A suspeita de um esquema que pode ter provocado prejuízo superior a R$ 100 milhões aos cofres públicos levou a Polícia Federal (PF) e a Controladoria-Geral da União (CGU) a deflagrarem, nesta quinta-feira (9), a segunda fase da Operação Monã. Segundo a investigação, pessoas teriam utilizado supostas declarações falsas de pertencimento a comunidades indígenas para obter benefícios do Instituto Nacional do Seguro Social (INSS) de forma irregular.

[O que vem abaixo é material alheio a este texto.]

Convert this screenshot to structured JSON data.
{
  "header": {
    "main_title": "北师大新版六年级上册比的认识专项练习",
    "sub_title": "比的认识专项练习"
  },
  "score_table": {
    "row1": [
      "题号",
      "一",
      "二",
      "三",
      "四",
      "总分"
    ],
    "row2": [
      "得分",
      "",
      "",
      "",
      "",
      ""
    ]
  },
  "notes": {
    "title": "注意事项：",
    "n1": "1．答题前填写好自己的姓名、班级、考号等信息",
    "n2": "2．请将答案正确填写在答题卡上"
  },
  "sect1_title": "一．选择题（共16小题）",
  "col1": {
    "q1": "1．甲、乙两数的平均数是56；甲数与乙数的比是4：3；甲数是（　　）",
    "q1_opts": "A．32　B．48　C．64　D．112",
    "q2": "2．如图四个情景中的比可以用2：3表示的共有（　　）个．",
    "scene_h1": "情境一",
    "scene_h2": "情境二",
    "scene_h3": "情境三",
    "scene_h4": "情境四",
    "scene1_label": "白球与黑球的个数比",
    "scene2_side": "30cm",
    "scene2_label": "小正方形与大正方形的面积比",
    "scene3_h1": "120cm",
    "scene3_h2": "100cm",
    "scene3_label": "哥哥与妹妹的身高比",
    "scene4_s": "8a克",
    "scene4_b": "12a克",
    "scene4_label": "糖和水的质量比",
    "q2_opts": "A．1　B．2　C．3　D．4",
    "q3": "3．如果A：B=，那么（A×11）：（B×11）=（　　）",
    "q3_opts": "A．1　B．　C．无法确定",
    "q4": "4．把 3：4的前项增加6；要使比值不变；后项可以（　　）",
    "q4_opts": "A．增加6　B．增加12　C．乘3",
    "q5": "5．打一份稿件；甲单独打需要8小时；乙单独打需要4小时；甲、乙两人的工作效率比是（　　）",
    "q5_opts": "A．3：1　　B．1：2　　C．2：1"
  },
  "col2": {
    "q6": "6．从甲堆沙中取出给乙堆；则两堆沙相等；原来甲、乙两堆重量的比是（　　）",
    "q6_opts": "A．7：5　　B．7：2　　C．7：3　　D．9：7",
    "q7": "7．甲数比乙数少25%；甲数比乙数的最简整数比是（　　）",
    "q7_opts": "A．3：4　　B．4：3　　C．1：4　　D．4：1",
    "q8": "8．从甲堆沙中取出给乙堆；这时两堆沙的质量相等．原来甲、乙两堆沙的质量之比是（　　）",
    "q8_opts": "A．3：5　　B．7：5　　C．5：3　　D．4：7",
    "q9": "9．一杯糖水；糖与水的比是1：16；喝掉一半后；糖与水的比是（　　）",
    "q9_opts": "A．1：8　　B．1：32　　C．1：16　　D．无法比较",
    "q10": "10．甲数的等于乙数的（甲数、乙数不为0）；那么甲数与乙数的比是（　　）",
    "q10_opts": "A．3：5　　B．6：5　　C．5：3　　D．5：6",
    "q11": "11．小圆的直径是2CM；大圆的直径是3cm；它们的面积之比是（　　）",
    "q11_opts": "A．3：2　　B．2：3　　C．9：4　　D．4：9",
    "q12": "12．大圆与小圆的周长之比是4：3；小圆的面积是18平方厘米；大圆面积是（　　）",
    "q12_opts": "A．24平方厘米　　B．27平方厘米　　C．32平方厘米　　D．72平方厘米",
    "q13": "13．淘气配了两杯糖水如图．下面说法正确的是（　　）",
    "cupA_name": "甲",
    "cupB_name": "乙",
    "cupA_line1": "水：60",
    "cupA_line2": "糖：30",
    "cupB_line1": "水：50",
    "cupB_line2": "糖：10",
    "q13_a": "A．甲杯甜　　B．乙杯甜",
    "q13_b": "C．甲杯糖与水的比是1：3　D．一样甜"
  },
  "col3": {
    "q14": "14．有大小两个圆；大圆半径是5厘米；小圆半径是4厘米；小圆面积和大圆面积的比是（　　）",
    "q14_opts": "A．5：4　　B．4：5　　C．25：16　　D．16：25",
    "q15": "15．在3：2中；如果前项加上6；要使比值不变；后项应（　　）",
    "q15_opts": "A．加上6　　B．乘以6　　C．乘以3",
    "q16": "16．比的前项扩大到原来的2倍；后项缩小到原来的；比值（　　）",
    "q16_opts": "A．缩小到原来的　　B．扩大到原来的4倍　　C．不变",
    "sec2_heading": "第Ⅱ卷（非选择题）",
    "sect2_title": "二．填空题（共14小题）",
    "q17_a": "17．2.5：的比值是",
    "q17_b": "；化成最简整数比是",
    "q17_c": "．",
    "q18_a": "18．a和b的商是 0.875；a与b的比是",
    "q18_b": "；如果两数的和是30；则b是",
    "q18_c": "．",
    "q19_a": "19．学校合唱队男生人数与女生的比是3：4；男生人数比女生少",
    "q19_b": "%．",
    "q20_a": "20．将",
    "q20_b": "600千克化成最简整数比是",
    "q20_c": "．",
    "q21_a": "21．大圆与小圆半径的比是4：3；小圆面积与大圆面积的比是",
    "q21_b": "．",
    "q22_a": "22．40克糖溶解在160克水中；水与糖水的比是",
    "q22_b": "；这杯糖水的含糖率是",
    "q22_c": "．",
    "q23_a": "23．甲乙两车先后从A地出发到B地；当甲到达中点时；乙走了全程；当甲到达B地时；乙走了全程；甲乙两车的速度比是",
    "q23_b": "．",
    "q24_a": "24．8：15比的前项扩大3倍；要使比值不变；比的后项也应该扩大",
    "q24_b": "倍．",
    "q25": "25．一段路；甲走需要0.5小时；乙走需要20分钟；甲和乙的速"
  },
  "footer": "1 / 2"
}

De acordo com a apuração, os investigados apresentavam documentos ideologicamente falsos para declarar que pertenciam a comunidades indígenas e, assim, acessar aposentadorias rurais, salários-maternidade e outros benefícios pagos pelo INSS. O prejuízo estimado pode ultrapassar R$ 100 milhões, valor que ainda será confirmado ao longo das investigações.
Mandados foram cumpridos em duas cidades da Bahia
A operação cumpriu 11 mandados de busca e apreensão nos municípios de Eunápolis e Porto Seguro, no sul da Bahia. Por determinação da Justiça Federal, dois servidores públicos foram afastados cautelarmente por suspeita de participação nas falsificações, além do bloqueio de aproximadamente R$ 1,5 milhão em bens e valores relacionados ao grupo investigado.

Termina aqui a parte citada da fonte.